I intended to post this a week or two ago. If I’d done that, I would remember who sent me this link. As it stands right now, I can’t remember. Though, most of my interesting links come from Alan Jacobs at ayjay.jottit.com or Jennifer Grant at www.jennifercgrant.com, so I’ll just give them both a shout-out in case they pointed me this direction.
I am fascinated by education. I like looking back over my own education to figure out how I got where I am. I like being part of my children’s education. Among a number of decent options, we choose to educate our children in the public school system. I especially love when I see parents and teachers being creative with how they are educating children. This link is about just such a situation.
Here’s a tidbit, to whet your appetite:
“Professor Wartenberg and students use eight picture books to introduce children to the major fields of philosophy, including aesthetics, ethics, metaphysics, social and political philosophy and philosophy of the mind.”

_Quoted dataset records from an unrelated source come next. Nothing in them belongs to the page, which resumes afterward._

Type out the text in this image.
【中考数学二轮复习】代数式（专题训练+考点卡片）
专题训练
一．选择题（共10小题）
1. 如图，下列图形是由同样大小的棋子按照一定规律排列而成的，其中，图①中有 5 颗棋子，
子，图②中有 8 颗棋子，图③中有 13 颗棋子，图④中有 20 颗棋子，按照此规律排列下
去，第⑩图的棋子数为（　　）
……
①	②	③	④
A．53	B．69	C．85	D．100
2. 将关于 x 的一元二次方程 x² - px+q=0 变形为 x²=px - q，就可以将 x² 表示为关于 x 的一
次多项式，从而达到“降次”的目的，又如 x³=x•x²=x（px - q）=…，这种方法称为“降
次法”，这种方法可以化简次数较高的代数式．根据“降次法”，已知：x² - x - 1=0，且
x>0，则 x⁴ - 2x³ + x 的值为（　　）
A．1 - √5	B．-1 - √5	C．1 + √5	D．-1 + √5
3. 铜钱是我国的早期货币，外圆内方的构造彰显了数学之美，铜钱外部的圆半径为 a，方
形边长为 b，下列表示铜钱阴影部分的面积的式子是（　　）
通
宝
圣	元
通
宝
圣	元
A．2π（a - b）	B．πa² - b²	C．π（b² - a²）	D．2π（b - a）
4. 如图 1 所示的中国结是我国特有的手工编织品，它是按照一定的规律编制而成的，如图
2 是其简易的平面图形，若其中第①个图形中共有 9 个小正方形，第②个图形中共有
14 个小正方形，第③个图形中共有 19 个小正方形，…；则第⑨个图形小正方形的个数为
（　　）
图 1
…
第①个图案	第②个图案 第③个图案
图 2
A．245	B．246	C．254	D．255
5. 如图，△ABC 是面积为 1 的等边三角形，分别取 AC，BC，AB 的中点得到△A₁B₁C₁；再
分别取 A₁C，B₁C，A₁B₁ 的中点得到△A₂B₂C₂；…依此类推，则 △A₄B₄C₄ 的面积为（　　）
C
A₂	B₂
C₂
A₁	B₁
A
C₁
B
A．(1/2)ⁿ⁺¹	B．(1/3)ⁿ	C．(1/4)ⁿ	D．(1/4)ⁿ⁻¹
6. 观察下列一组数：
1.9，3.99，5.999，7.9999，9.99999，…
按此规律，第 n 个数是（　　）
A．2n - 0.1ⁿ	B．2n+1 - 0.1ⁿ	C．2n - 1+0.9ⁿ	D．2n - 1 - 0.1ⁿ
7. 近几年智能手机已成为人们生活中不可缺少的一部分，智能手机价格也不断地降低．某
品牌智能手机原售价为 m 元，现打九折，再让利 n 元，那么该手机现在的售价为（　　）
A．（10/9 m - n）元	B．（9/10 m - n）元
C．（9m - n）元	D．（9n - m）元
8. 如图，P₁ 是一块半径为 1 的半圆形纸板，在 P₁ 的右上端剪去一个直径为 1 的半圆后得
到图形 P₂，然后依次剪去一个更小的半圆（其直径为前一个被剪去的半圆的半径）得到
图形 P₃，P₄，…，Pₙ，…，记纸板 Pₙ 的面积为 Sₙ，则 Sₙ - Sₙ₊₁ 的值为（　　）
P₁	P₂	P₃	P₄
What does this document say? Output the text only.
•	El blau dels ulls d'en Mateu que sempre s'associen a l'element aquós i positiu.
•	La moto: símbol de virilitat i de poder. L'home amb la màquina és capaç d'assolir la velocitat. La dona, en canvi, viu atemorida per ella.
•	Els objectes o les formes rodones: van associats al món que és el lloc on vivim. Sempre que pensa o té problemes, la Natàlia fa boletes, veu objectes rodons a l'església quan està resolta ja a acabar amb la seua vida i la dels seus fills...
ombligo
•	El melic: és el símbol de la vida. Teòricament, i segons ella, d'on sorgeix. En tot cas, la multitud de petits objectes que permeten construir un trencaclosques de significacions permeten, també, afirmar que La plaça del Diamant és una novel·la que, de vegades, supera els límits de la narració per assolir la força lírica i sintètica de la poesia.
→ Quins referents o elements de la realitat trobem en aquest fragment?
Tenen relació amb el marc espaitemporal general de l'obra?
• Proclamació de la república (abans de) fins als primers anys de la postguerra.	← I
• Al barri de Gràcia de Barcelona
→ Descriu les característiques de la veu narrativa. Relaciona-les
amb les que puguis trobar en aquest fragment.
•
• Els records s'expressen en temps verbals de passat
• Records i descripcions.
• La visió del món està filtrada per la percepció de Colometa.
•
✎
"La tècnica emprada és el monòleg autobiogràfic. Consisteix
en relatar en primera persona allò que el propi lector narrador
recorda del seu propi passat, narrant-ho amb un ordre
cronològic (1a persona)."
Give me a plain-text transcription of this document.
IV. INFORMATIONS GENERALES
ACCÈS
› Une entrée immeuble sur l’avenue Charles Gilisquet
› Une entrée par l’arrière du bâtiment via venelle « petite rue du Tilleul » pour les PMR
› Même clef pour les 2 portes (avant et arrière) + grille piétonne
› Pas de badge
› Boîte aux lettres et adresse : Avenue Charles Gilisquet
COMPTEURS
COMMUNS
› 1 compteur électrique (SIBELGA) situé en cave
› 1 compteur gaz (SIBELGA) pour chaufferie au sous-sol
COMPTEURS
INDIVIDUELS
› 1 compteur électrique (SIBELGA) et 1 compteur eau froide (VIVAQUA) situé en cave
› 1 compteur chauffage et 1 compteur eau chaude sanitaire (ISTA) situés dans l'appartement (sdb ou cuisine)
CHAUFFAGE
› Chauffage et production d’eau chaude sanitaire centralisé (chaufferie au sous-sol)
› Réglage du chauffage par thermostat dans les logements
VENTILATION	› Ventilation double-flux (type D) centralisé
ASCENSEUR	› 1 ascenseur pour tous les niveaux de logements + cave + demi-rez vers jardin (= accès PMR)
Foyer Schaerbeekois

The professor is working with 2nd graders. I am inspired by the possibilities. Yes, I want my children to learn their times tables. I want them to know the state capitols and the year the Statue of Liberty was installed. But more than anything, I want my children to become thinkers. I want them to know how to discover knowledge for themselves. I want them to be able to consider the risks and benefits of freedom and to argue the merits of monarchy v. democracy. I want my children to be able to discuss art and to appreciate aesthetics. I want them to be able to discuss the complexities of why the Civil War happened.
How better to do all of this than to talk with our children? And what better framework than philosophy? And what better medium than literature?
I passed the article on to my son’s 2nd grade teacher and our principal. I don’t know that they’ll implement this program exactly, but who knows? It might inspire them too.